The internet is your best friend when your considering a trip, find out everything you need to know before you start planning you don’t want to be disappointed to find out you actually can’t go to that country. I know some of you are sat reading this thinking, “can’t go? Sorry what?”. Unfortunately many parts of Africa and some part of South America are strictly off limits to those without a yellow fever vaccination certificate and it’s not transplant friendly. The vaccination uses weakened live virus to stimulate immunity and are not suitable for those of us stuffed full of immunosuppressant drugs.
Other than that, the worlds your oyster! Find out about what other diseases are prevalent and how best to protect against them. What’s the health care like? Do I need to always drink bottled water? How much is full cover insurance? Is there a hospital reasonable distance from me? Discuss it with your team too they’re always there to offer advice.
Much like everything in life, particularly at the minute, you have to make a judgement call. Do the benefits of this trip outweigh the risks? Can I do things to minimise the risk?
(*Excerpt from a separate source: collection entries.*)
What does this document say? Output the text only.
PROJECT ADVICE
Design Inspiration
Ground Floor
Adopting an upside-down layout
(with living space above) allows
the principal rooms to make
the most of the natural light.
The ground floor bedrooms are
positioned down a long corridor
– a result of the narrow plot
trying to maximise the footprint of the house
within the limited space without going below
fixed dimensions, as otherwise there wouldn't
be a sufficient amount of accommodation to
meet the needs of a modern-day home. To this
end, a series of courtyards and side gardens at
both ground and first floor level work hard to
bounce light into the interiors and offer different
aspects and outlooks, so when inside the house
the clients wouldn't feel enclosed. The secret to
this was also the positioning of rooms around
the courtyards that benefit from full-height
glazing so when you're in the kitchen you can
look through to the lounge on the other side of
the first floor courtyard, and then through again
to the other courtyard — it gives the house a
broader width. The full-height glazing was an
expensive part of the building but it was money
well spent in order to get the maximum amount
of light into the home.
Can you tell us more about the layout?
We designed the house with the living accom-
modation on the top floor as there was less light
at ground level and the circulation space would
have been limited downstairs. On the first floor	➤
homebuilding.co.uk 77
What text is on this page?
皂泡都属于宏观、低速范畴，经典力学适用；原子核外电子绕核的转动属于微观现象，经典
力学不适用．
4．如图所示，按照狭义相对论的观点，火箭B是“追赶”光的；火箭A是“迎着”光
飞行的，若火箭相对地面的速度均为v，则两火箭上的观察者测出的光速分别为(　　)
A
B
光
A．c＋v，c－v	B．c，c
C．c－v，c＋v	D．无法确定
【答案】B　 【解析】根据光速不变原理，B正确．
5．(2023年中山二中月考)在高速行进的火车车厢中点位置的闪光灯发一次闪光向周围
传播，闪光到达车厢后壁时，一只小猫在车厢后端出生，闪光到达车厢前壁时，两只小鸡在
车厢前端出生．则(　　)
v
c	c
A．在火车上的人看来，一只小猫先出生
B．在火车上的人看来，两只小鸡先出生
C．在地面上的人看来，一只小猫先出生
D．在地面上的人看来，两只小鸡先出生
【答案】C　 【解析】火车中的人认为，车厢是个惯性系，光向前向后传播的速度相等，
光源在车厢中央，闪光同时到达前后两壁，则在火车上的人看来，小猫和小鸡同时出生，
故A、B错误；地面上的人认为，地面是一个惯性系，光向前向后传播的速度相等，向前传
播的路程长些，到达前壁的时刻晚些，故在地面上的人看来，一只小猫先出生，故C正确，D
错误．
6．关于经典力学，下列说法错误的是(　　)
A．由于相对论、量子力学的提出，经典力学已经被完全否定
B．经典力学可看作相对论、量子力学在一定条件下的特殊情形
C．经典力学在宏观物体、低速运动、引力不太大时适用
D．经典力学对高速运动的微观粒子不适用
If things do turn sideways, do I have a backup plan? For me the answer is always yes, the benefits of travel are always going to outweigh the risks because it’s who I am and I wouldn’t be me without it.
It saddens me when I see transplant patients burdened by this anxiety when I comes to travel. It can be a daunting prospect but as long as you take care of yourself, listen to your body and get lots of advice you can mitigate most of the risk.
…and let’s be serious, anyone that travels abroad knows it’s totally worth it!